There are $10$ pairs of cards arrayed face-down, $20$ cards total. A one-year-old child plays Concentration randomly: each turn, he flips two random face-down cards; if they match, they stay face up (and a sound plays), else they flip back down. Each flip takes $1$ second; matching or flipping back takes another $1$ second. How long does the game take on average?

The Riddler, FiveThirtyEight, June 15, 2018(original post)

Solution

Suppose there are $i$ pairs still face-down (so $2i$ face-down cards). A turn takes $2$ seconds in total. The child picks the first card uniformly from the $2i$ face-down cards; the second card is uniform among the remaining $2i - 1$. Of those, exactly one is the match for the first card. So $$\Pr(\text{match} \mid i \text{ pairs face-down}) \;=\; \frac{1}{2i - 1}.$$ The child has no memory: he forgets which cards he just turned over. Let $T(i)$ be the expected total seconds from a state of $i$ pairs face-down. Then $$T(i) \;=\; 2 \;+\; \frac{1}{2i - 1} T(i - 1) \;+\; \left(1 - \frac{1}{2i - 1}\right) T(i),$$ with $T(0) = 0$. Multiplying through and tidying, $$\begin{aligned} \tfrac{1}{2i - 1} T(i) &\;=\; 2 + \tfrac{1}{2i - 1} T(i - 1) \\ \;\Longrightarrow\;\; T(i) &\;=\; (4i - 2) + T(i - 1). \end{aligned}$$ Iterating from $T(0) = 0$, $$T(i) \;=\; \sum_{k = 1}^{i} (4k - 2) \;=\; 4 \cdot \frac{i(i + 1)}{2} - 2i \;=\; 2 i^{2}.$$ For $i = 10$, $$\boxed{\;T(10) \;=\; 2 \cdot 100 \;=\; 200 \text{ seconds} \;=\; 3 \tfrac{1}{3} \text{ minutes.}\;}$$

The computation

Encode the actual game: simulate the toddler flipping two random face-down cards per turn, recording match probability and game length, and average over many trials.
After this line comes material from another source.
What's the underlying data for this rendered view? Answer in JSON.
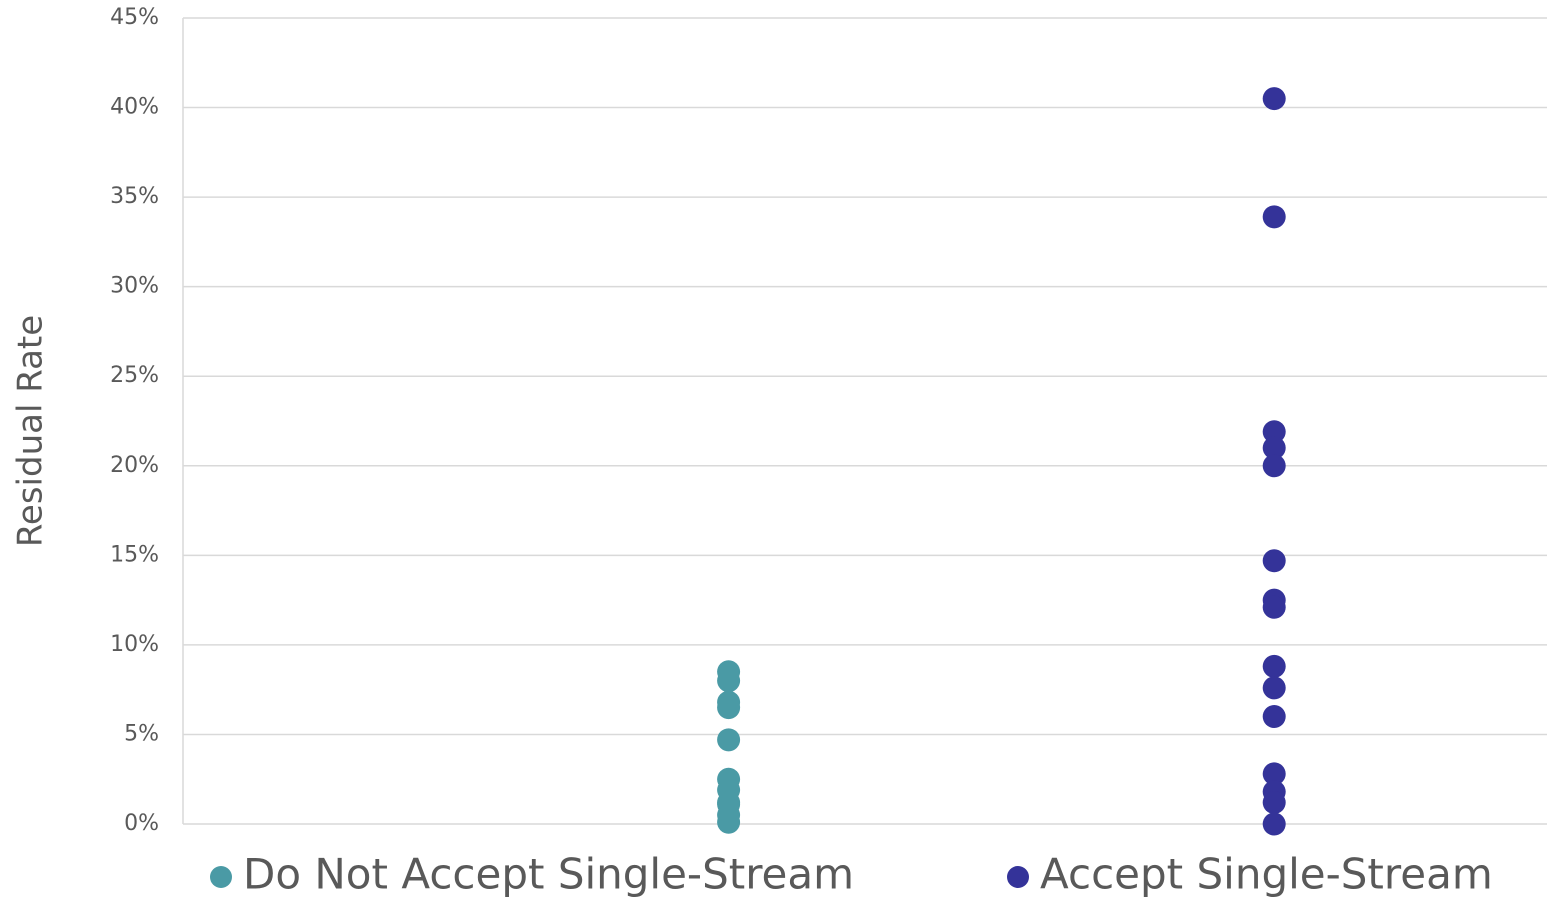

1. Implement play(n_pairs) which steps through the game, returning total seconds.

2. Run $200\,000$ trials at $n = 10$ and average; cross-check the closed form $T(i) = 2 i^{2}$ for $i = 1, \ldots, 10$.

import random

def play(n_pairs, rng):
    """Toddler-mode Concentration on n_pairs pairs. Returns seconds."""
    facedown = list(range(n_pairs)) * 2  # each pair represented twice
    seconds = 0
    while facedown:
        a, b = rng.sample(range(len(facedown)), 2)
        seconds += 2
        if facedown[a] == facedown[b]:
            for idx in sorted((a, b), reverse=True):
                facedown.pop(idx)
    return seconds

rng = random.Random(0)
trials = 200_000
for n in (1, 2, 3, 5, 10):
    avg = sum(play(n, rng) for _ in range(trials)) / trials
    print(f"n_pairs={n:2d}: MC = {avg:7.2f}, formula 2n^2 = {2 * n * n}")

The script prints averages within $\pm 0.5$ seconds of $2, 8, 18, 50, 200$, confirming $T(i) = 2 i^{2}$ and the boxed value $T(10) = 200$ seconds.